Alberto Rincón Effio
El Comercio, 3 de setiembre del 2025
“Adelantada a su época, ya nos lo estuvo diciendo. Nos advirtió que solo nosotros podemos terminar de socavarnos”.
A finales de los años cuarenta, una mujer afroperuana cruzó un puente de palo sobre el río Rímac y, Chabuca Granda, viéndola alejarse, se inspiró para su más famosa composición, “La flor de la canela”, y trastocó la música criolla popular, complejizó el vals y el cancionero limeño para siempre. En 1960, sus recuerdos de niñez, viviendo bajo otro puente en Barranco, la inspiraría en un vals memorable: “El puente de los suspiros”, para demostrarnos cómo la nostalgia es útil si va de la mano de una memoria inspirada y evocadora. En 1964, en “Pobre voz” nos dijo finalmente sobre sí misma: “Ese afán de cantarle a los cauces del Río Hablador / solo afán de quedarme en los puentes a verle pasar”.
Algo que salta a la luz es esa inclinación casi de arquitecta frustrada. Chabuca observando puentes. Chabuca cruzando puentes. Chabuca convertida en uno de ellos. En estos tiempos de puentes luminosos, costosos e inútiles que muy bien nos representan, ¿tendría algo que componer Chabuca Granda a nuestra desidia nacional, a este país del siglo XXI que no conoció, a este Perú que parece más envilecido cada vez?
Hace 105 años, María Isabel Granda y Larco nació a 4.800 metros de altura, en las Cotabambas aurarias en Apurímac.

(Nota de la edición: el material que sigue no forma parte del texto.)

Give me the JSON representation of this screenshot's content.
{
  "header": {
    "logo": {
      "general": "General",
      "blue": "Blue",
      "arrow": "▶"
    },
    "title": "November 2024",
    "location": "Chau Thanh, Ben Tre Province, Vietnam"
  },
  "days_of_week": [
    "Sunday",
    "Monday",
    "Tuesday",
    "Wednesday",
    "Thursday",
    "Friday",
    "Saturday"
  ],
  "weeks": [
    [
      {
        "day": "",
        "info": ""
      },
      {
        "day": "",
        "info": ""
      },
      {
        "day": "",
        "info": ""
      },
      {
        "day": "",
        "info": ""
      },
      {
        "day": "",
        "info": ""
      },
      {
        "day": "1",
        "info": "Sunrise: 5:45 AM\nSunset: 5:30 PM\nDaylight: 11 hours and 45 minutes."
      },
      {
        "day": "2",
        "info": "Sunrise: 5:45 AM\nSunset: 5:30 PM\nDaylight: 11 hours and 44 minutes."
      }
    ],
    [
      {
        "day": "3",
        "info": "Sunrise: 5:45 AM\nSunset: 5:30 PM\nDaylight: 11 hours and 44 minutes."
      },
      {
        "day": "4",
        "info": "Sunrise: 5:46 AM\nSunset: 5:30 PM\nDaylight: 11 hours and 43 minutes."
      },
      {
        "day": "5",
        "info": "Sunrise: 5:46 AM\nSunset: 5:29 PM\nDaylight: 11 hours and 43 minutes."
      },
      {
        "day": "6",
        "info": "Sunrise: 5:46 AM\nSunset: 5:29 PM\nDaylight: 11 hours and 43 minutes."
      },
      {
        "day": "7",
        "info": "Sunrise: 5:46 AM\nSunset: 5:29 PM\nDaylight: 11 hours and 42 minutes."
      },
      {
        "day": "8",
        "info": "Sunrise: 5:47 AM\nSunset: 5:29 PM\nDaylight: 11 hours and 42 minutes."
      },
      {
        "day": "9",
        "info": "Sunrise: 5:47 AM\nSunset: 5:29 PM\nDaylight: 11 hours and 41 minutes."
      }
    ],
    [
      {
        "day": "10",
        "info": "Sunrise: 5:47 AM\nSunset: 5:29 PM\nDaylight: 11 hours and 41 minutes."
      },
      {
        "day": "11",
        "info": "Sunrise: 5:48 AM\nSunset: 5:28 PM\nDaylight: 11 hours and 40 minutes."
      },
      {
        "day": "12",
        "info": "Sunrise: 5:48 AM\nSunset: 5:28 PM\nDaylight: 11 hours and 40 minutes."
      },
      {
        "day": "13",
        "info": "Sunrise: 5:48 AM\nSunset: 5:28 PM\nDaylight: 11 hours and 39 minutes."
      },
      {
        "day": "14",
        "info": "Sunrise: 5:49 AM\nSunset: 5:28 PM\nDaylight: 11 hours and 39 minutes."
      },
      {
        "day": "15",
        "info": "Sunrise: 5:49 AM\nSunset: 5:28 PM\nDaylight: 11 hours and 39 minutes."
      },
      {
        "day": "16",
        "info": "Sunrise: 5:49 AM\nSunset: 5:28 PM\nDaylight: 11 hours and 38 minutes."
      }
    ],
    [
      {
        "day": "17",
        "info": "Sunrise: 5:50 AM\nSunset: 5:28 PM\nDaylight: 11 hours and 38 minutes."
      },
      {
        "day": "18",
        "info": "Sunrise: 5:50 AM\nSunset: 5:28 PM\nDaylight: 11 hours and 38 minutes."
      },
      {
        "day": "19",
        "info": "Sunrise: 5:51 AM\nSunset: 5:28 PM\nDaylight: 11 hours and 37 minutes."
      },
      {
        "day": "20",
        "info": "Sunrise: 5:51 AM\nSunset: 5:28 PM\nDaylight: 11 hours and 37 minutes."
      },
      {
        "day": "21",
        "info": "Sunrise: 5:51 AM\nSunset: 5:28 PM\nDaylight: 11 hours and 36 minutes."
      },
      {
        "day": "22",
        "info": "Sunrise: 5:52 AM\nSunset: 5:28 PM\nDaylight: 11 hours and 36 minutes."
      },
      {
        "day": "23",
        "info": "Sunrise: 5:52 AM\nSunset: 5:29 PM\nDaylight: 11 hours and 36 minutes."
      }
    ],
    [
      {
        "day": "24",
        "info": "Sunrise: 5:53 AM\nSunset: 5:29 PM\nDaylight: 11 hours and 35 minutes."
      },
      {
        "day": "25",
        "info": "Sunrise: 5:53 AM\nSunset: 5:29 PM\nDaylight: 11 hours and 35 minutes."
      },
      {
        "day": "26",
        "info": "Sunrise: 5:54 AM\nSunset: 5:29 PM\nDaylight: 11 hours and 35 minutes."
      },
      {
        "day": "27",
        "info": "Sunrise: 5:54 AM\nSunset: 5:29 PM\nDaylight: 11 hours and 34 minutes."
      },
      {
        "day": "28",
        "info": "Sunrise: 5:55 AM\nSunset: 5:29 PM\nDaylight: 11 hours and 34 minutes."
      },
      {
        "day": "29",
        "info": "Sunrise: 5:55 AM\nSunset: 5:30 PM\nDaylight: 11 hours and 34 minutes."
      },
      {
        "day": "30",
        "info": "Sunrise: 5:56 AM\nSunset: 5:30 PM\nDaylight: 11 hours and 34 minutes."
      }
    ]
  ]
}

Tan alto que decía que jugaba con las estrellas, tan agreste y bravo que perdió un hermano por el frío, tan lejano en aquel país en donde nunca fue bautizada como tal, como serrana, sino, como limeña. Pero pronto fue entendiendo su país. Amó la capital y luchó contra la histeria de ser peruana, mujer y divorciada. Así compuso “Bello durmiente”, donde soñaba casi como una niña y le escribía al Perú eso de “estirar mis brazos y abrazarte”.
La revolución militar la atrajo y con “Paso de vencedores” reconoció esa compleja “patria en barbecho”. Se enamoró de la historia de un joven guerrillero asesinado en la selva y le propuso “suplicarte tan fuerte que volvieras” de la muerte. Nos regaló esa imagen luminosa con “Ese arar en el mar” donde propuso “ese eterno soñar, la adolescencia”. A Zeñó Manué le recordaba esa Lima que una vez fue “sandunguera, alfombra, jacarandá, que tenía su quimera”. Allí está El gallo Camarón “que quiere vivir venciendo o, si ha de morir, matando”. También José Antonio y “ese tu sueño logrado de tu caballo de paso, aquel del paso peruano”. Y escribió que “entre senderos dormidos florece María Sueños bebiendo de las vertientes para llegar a la vida”.
Escuchar las canciones de Chabuca Granda en su onomástico, o leer sus letras, más que un homenaje póstumo es un acto de resistencia, un ejercicio para sobreponerse a la realidad nacional. Escucharla sin motivo alguno es mejor mientras recorremos la misma ciudad que ella quiso y ese país al que todavía canta, perenniza y parece deambular asomándose a veces con tristeza. Cerremos la idea: una compositora como Chabuca Granda es como un puente. Nos une. Nos lleva y nos trae. Se apoya en dos puntos lejanos, los hace próximos, los conecta y acorta las distancias. También nos puede crear la ilusión de estar caminando en el aire y nos ofrece una vista magnífica mientras nos causa vértigo o soledad. ¿Qué canción merecerían hoy esos puentes que se desploman, nos provocan insomnio con su luz y preferimos no cruzar?
A mediados de los setenta, Chabuca respondió a un periodista: “Lima es una ciudad en constante destrucción. Tenemos terremotos, pero estos son aislados. En cambio, los alcaldes son de todos los días”. Adelantada a su época ya nos lo estuvo diciendo. Nos advirtió que solo nosotros podemos terminar de socavarnos. Tal vez de eso se trataría su próxima canción. Los terremotos están en nuestras manos.